Having recovered, she was back in training and attempting to make up for lost time.

“I’m not the kind of athlete who does the training to race — I love the training, pushing the envelope and seeing how far I can go, I look forward to a big training block and attacking it” she added.

All too soon came the first World Cup in Belgrade, where she finished a disappointing fifth in the final.

“I went to Belgrade tired, went out for a warm up and my legs felt burning and horrible. Each round was hard, and in the final I ruined myself” she said.

A chronic hip injury began to flare up, but success in elite sport relies on overcoming the pain at every level, so she carried on, and three weeks later came the next World Cup in Austria.

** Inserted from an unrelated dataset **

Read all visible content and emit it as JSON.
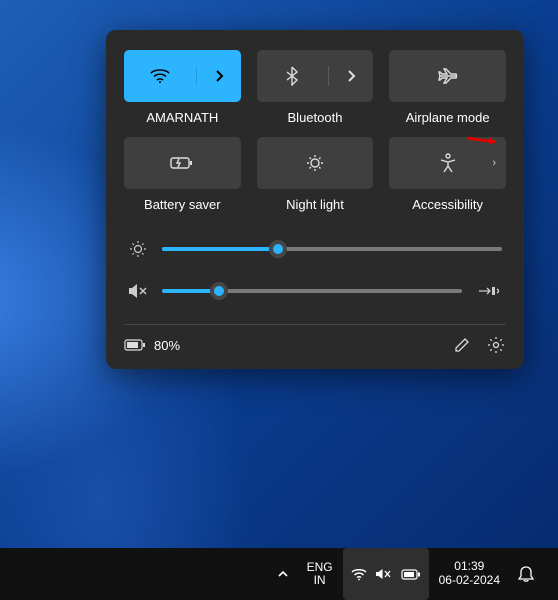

I felt better going into Linz but I still wasn’t firing on all cylinders, even though I finished fourth. I thought ‘I’m not right, I shouldn’t be racing Henley” she added.

The crowd wanted to see her race, she wanted to race, and the draw of Henley proved too much

“I’d been struggling all year, I had my hip, and I had a bit of a cold, but I didn’t want to look weak, with people saying I’m chickening out” she added.

“It doesn’t matter what other people think, but I’ve got to learn not to worry about what everyone says. It should only matter what I think and what’s good for our project” she admitted.

Following that low point the Leander captain had three days off for short holiday in Portugal , with her partner, Rick Egington. But she felt no better on her return and reported to Anne Redgrave, the team doctor. A week’s rest produced no change, and neither did a second week.

“After three weeks off, I thought the season was over - I already knew the Europeans was off, it was my lowest day. Up until then I was positive I could come back” she added.

The GB training programme is physically exhausting but structured to allow recovery between blocks, and performance should then increase. Overtraining occurs when the athlete can no longer recover properly from that load, but launches straight into the next block, assuming that the fatigue is simply the result of the programme.

The cure is rest – complete physical rest for at least two months, which exercise-aholic Vicky admits will be tough. But with two years left to Tokyo 2020 she can learn from the experience as she continues her lifetime ambition of Olympic gold.